Given the ongoing focus on executive compensation, which shows no sign of abating, this is a timely suggestion. It’s also an intriguing idea which sparked a lot of discussion in class. I agree that focus on board procedure offers some benefits over attempting to set pay. But I also have some skepticism and questions about the proposal.
First, are courts any better suited to determining how pay should be negotiated than what it is? The Delaware Supreme Court thought it knew in Smith v. Van Gorkom when it threw out a seemingly fairly priced transaction solely because it didn’t like the negotiation process. The post-Van Gorkom fallout in Delaware, including 102(b)(7), and the cases insisting that price be considered with procedure, indicated the problems with the court’s assumption.
Second, I question characterizing the officers’ duty in this situation as fiduciary. As I’ve written, the fiduciary duty is properly conceived of as a duty of unselfishness. This doesn’t fit with an officer negotiating for what is essentially an exception to the duty – that is, the officer’s compensation. The officer should have some disclosure duty in this situation, but that’s not the same thing as the hard-core duty of unselfishness.
Third, what would a fiduciary duty of fair negotiation entail beyond disclosure? There would certainly be a substantial period of unpredictability while courts figure this out, and firms likely would have to tack a premium onto pay packages to reflect the risk of judicial second-guessing.
Fourth, it’s worth observing that the duty Thomas & Wells describe is similar to the one Judge Easterbrook tried to set in the mutual fund investment adviser context – disclosure and no “tricks.” See my paper, Federal Misgovernance of Mutual Funds. The Supreme Court shot the Easterbrook test down in Jones v. Harris. The Court reasoned more or less that the statute says “fiduciary duty” and disclosure-no-tricks isn’t a fiduciary duty. This is a cost of trying to apply a fiduciary duty where it doesn’t really belong. The same issues of containing a “fiduciary duty” of fair negotiations would apply here.

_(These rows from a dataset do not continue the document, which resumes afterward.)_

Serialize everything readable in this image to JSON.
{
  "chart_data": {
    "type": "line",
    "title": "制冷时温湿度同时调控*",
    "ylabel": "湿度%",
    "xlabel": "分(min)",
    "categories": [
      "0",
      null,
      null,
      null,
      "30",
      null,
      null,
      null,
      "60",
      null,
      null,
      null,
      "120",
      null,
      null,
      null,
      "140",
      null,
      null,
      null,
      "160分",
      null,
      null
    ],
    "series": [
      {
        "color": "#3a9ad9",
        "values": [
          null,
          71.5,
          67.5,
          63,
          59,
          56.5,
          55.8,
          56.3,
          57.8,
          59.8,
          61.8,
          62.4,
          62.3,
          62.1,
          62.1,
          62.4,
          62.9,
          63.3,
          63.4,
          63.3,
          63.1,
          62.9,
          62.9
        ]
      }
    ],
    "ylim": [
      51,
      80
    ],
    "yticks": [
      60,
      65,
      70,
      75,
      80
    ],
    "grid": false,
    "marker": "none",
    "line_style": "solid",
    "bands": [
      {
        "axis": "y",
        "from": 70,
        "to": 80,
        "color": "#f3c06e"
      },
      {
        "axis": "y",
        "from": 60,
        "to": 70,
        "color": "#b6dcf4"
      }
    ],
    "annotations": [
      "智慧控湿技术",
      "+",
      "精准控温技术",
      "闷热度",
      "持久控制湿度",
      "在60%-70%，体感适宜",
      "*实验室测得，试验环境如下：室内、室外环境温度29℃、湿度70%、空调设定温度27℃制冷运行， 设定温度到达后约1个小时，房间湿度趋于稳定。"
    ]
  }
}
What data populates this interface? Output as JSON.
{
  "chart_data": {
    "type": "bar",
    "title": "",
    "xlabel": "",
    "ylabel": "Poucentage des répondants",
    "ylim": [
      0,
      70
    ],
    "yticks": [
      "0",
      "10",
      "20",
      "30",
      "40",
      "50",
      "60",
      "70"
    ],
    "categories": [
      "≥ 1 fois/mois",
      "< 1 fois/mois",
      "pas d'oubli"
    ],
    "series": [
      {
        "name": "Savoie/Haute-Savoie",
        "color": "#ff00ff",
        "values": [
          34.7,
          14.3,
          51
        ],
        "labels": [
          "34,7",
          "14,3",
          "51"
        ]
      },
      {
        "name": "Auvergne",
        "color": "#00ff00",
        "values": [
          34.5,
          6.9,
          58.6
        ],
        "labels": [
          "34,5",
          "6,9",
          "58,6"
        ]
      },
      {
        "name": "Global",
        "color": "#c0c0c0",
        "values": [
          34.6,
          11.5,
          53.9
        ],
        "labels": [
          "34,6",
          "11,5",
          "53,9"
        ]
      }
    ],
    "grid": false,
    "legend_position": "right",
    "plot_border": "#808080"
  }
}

I suspect that if courts recognized this duty firms would comply by having their compensation consultants concoct a rigid set of procedures that would protect pay from second-guessing. On the bright side, this could protect firms from judicial second-guessing of the size of pay packages, which Thomas & Wells show does happen periodically. Since it’s probably not enough anymore in this regulatory environment just to say markets work, maybe Thomas & Wells is the best we can do.